The points P(-2, 1), Q(-6, 4) and R(4,3) are three verticies of parallelogram PQRS .
Find the coordinate S.
let S(a,b) be the other point
vector PS = vector QR
[a+2,b-1] = [10,-1]
a+2=10 ---> a = 8
b-1=-1 ---> b = 0
S is (8,0)
Check by finding slope of SR and PQ, it works
To find the coordinates of point S, we need to understand the properties of a parallelogram.
In a parallelogram, opposite sides are equal in length and parallel to each other.
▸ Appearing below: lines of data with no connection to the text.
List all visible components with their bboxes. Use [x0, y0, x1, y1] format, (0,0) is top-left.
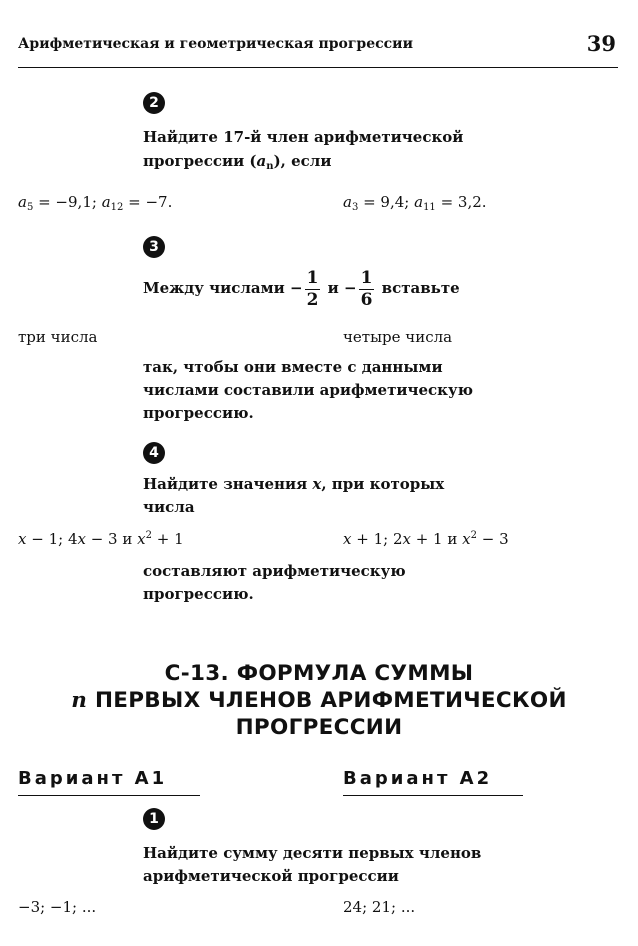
header-divider — [18, 67, 618, 68]
variant-a1-heading: Вариант А1 — [18, 768, 200, 796]
task3-variant-a1-condition: три числа — [18, 328, 98, 346]
task2-variant-a2-condition: $a_3 = 9,4$; $a_{11} = 3,2$. — [343, 193, 487, 213]
task-number-badge: 4 — [143, 442, 165, 464]
task1-text-line2: арифметической прогрессии — [143, 867, 399, 885]
task2-text-line1: Найдите 17-й член арифметической — [143, 128, 464, 146]
task3-variant-a2-condition: четыре числа — [343, 328, 453, 346]
fraction: $\frac{1}{2}$ — [306, 267, 319, 310]
task-number-badge: 2 — [143, 92, 165, 114]
task4-text-cont1: составляют арифметическую — [143, 562, 406, 580]
task3-text-line1: Между числами − $\frac{1}{2}$ и − $\frac{1}{6}$ вставьте — [143, 267, 460, 310]
task4-text-line2: числа — [143, 498, 195, 516]
task1-text-line1: Найдите сумму десяти первых членов — [143, 844, 482, 862]
section-heading-line1: С-13. ФОРМУЛА СУММЫ — [164, 661, 474, 686]
task1-variant-a1-condition: −3; −1; ... — [18, 898, 97, 916]
task1-variant-a2-condition: 24; 21; ... — [343, 898, 416, 916]
running-header-title: Арифметическая и геометрическая прогрессии — [18, 36, 413, 52]
task3-text-cont2: числами составили арифметическую — [143, 381, 473, 399]
task-number-badge: 3 — [143, 236, 165, 258]
task4-variant-a1-condition: x − 1; 4x − 3 и $x^2 + 1$ — [18, 530, 184, 548]
variant-a2-heading: Вариант А2 — [343, 768, 523, 796]
fraction: $\frac{1}{6}$ — [360, 267, 373, 310]
task3-text-cont1: так, чтобы они вместе с данными — [143, 358, 443, 376]
task3-text-cont3: прогрессию. — [143, 404, 254, 422]
task4-text-cont2: прогрессию. — [143, 585, 254, 603]
task2-variant-a1-condition: $a_5 = -9,1$; $a_{12} = -7$. — [18, 193, 173, 213]
section-heading-line2: n ПЕРВЫХ ЧЛЕНОВ АРИФМЕТИЧЕСКОЙ — [71, 688, 567, 713]
section-heading — [0, 660, 638, 741]
section-heading-line3: ПРОГРЕССИИ — [235, 715, 403, 740]
task4-variant-a2-condition: x + 1; 2x + 1 и $x^2 - 3$ — [343, 530, 509, 548]
page-number: 39 — [586, 31, 616, 56]
task-number-badge: 1 — [143, 808, 165, 830]
task2-text-line2: прогрессии $(a_n)$, если — [143, 152, 332, 172]
task4-text-line1: Найдите значения x, при которых — [143, 475, 445, 493]
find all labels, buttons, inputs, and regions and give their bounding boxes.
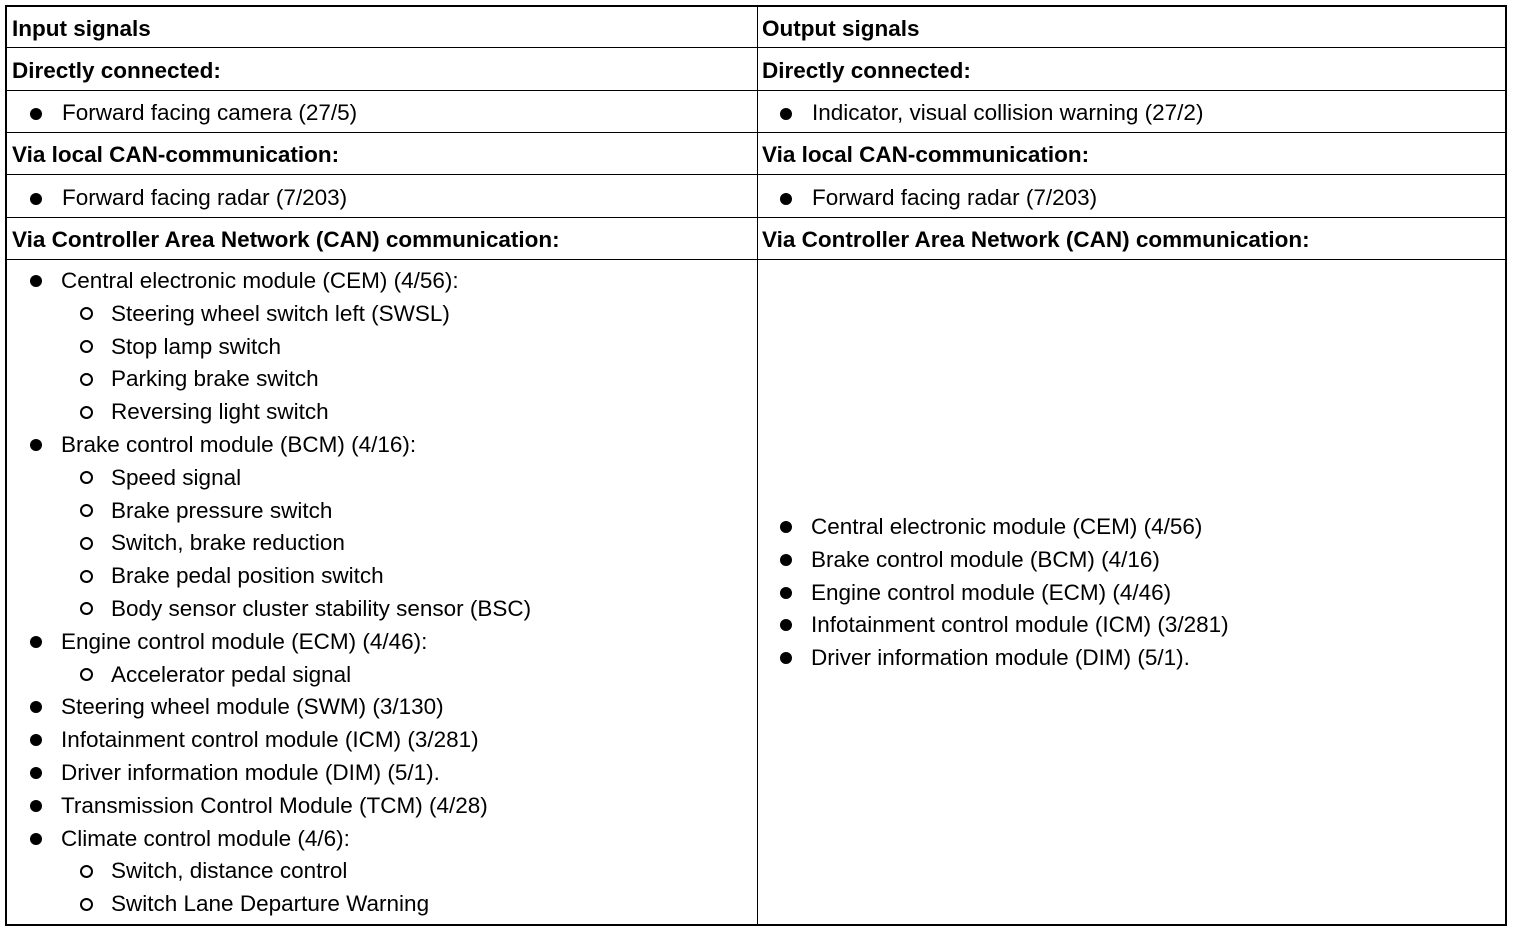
bullet-icon xyxy=(780,554,792,566)
bullet-icon xyxy=(30,439,42,451)
circle-bullet-icon xyxy=(80,373,93,386)
list-item xyxy=(7,757,752,790)
bullet-icon xyxy=(30,193,42,205)
row-divider xyxy=(7,90,1505,91)
list-item-label: Speed signal xyxy=(111,464,242,490)
list-item xyxy=(757,511,1502,544)
list-item-label: Engine control module (ECM) (4/46): xyxy=(61,628,428,654)
sub-list-item xyxy=(7,495,752,528)
row-divider xyxy=(7,132,1505,133)
bullet-icon xyxy=(30,701,42,713)
bullet-icon xyxy=(780,193,792,205)
list-item xyxy=(7,265,752,298)
signals-table: Input signals Directly connected: Forward facing camera (27/5) Via local CAN-communication: Forward facing radar (7/203) Via Controller Area Network (CAN) communication: Central electronic module (CEM) (4/56): Steering wheel switch left (SWSL) Stop lamp switch Parking brake switch Reversing light switch Brake control module (BCM) (4/16): Speed signal Brake pressure switch Switch, brake reduction Brake pedal position switch Body sensor cluster stability sensor (BSC) Engine control module (ECM) (4/46): Accelerator pedal signal Steering wheel module (SWM) (3/130) Infotainment control module (ICM) (3/281) Driver information module (DIM) (5/1). Transmission Control Module (TCM) (4/28) Climate control module (4/6): Switch, distance control Switch Lane Departure Warning Output signals Directly connected: Indicator, visual collision warning (27/2) Via local CAN-communication: Forward facing radar (7/203) Via Controller Area Network (CAN) communication: Central electronic module (CEM) (4/56) Brake control module (BCM) (4/16) Engine control module (ECM) (4/46) Infotainment control module (ICM) (3/281) Driver information module (DIM) (5/1). xyxy=(5,5,1507,926)
list-item xyxy=(757,609,1502,642)
list-item-label: Stop lamp switch xyxy=(111,333,282,359)
list-item xyxy=(7,724,752,757)
list-item xyxy=(7,790,752,823)
list-item xyxy=(757,577,1502,610)
sub-list-item xyxy=(7,888,752,921)
sub-list-item xyxy=(7,298,752,331)
sub-list-item xyxy=(7,593,752,626)
circle-bullet-icon xyxy=(80,471,93,484)
list-item-label: Driver information module (DIM) (5/1). xyxy=(811,645,1190,671)
output-local-can-heading: Via local CAN-communication: xyxy=(762,142,1090,167)
list-item-label: Brake control module (BCM) (4/16) xyxy=(811,546,1160,572)
bullet-icon xyxy=(780,619,792,631)
list-item-label: Brake pressure switch xyxy=(111,497,333,523)
circle-bullet-icon xyxy=(80,340,93,353)
bullet-icon xyxy=(30,108,42,120)
sub-list-item xyxy=(7,659,752,692)
list-item-label: Parking brake switch xyxy=(111,366,319,392)
row-divider xyxy=(7,47,1505,48)
sub-list-item xyxy=(7,363,752,396)
input-signals-header: Input signals xyxy=(12,16,151,41)
circle-bullet-icon xyxy=(80,602,93,615)
circle-bullet-icon xyxy=(80,307,93,320)
column-divider xyxy=(757,7,758,924)
list-item xyxy=(757,544,1502,577)
bullet-icon xyxy=(30,833,42,845)
row-divider xyxy=(7,217,1505,218)
sub-list-item xyxy=(7,527,752,560)
bullet-icon xyxy=(780,587,792,599)
row-divider xyxy=(7,259,1505,260)
row-divider xyxy=(7,174,1505,175)
output-can-heading: Via Controller Area Network (CAN) communication: xyxy=(762,227,1310,252)
list-item xyxy=(7,626,752,659)
input-directly-connected-heading: Directly connected: xyxy=(12,58,221,83)
input-can-list xyxy=(7,265,752,921)
circle-bullet-icon xyxy=(80,406,93,419)
list-item-label: Switch, brake reduction xyxy=(111,530,345,556)
sub-list-item xyxy=(7,462,752,495)
list-item xyxy=(7,429,752,462)
list-item-label: Infotainment control module (ICM) (3/281) xyxy=(61,727,479,753)
input-local-can-heading: Via local CAN-communication: xyxy=(12,142,340,167)
sub-list-item xyxy=(7,331,752,364)
circle-bullet-icon xyxy=(80,537,93,550)
list-item-label: Reversing light switch xyxy=(111,399,329,425)
input-can-heading: Via Controller Area Network (CAN) communication: xyxy=(12,227,560,252)
list-item-label: Driver information module (DIM) (5/1). xyxy=(61,759,440,785)
circle-bullet-icon xyxy=(80,570,93,583)
list-item xyxy=(7,691,752,724)
circle-bullet-icon xyxy=(80,504,93,517)
output-can-list xyxy=(757,511,1502,675)
list-item xyxy=(757,642,1502,675)
list-item-label: Body sensor cluster stability sensor (BSC) xyxy=(111,595,532,621)
list-item xyxy=(7,823,752,856)
list-item-label: Transmission Control Module (TCM) (4/28) xyxy=(61,792,488,818)
bullet-icon xyxy=(780,652,792,664)
list-item-label: Brake pedal position switch xyxy=(111,563,384,589)
bullet-icon xyxy=(30,800,42,812)
list-item-label: Climate control module (4/6): xyxy=(61,825,350,851)
sub-list-item xyxy=(7,560,752,593)
sub-list-item xyxy=(7,855,752,888)
list-item-label: Brake control module (BCM) (4/16): xyxy=(61,431,417,457)
list-item-label: Switch Lane Departure Warning xyxy=(111,891,430,917)
list-item-label: Steering wheel switch left (SWSL) xyxy=(111,300,450,326)
bullet-icon xyxy=(780,108,792,120)
list-item-label: Switch, distance control xyxy=(111,858,348,884)
list-item-label: Engine control module (ECM) (4/46) xyxy=(811,579,1172,605)
bullet-icon xyxy=(30,275,42,287)
list-item-label: Central electronic module (CEM) (4/56): xyxy=(61,268,459,293)
bullet-icon xyxy=(30,734,42,746)
circle-bullet-icon xyxy=(80,898,93,911)
circle-bullet-icon xyxy=(80,865,93,878)
sub-list-item xyxy=(7,396,752,429)
circle-bullet-icon xyxy=(80,668,93,681)
bullet-icon xyxy=(30,636,42,648)
list-item-label: Steering wheel module (SWM) (3/130) xyxy=(61,694,444,720)
bullet-icon xyxy=(780,521,792,533)
list-item-label: Accelerator pedal signal xyxy=(111,661,352,687)
output-directly-connected-heading: Directly connected: xyxy=(762,58,971,83)
output-signals-header: Output signals xyxy=(762,16,920,41)
list-item-label: Infotainment control module (ICM) (3/281) xyxy=(811,612,1229,638)
list-item-label: Central electronic module (CEM) (4/56) xyxy=(811,514,1203,539)
bullet-icon xyxy=(30,767,42,779)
This means that if we find the midpoint of diagonal QR, we can use it to calculate the coordinates of point S.
1. Find the mid-point of QR:
The coordinates of Q and R are (-6, 4) and (4, 3) respectively.
To find the midpoint, we can use the midpoint formula:
Midpoint (M) = [(x1 + x2)/2, (y1 + y2)/2]
Substituting the coordinates of Q and R:
M = [(-6 + 4)/2, (4 + 3)/2]
= [-1, 7/2]
= (-1, 3.5)
2. Using the midpoint, we can find point S:
Since S and M are midpoints of their respective diagonals, they divide each other in equal parts.
The coordinates of point P are (-2, 1).
To find point S, we can use the relation between diagonals of a parallelogram:
S = 2M - P
Substituting the coordinates of M and P:
S = [2(-1) - (-2), 2(3.5) - 1]
= [-2 + 2, 7 - 1]
= [0, 6]
= (0, 6)
Therefore, the coordinates of point S are (0, 6).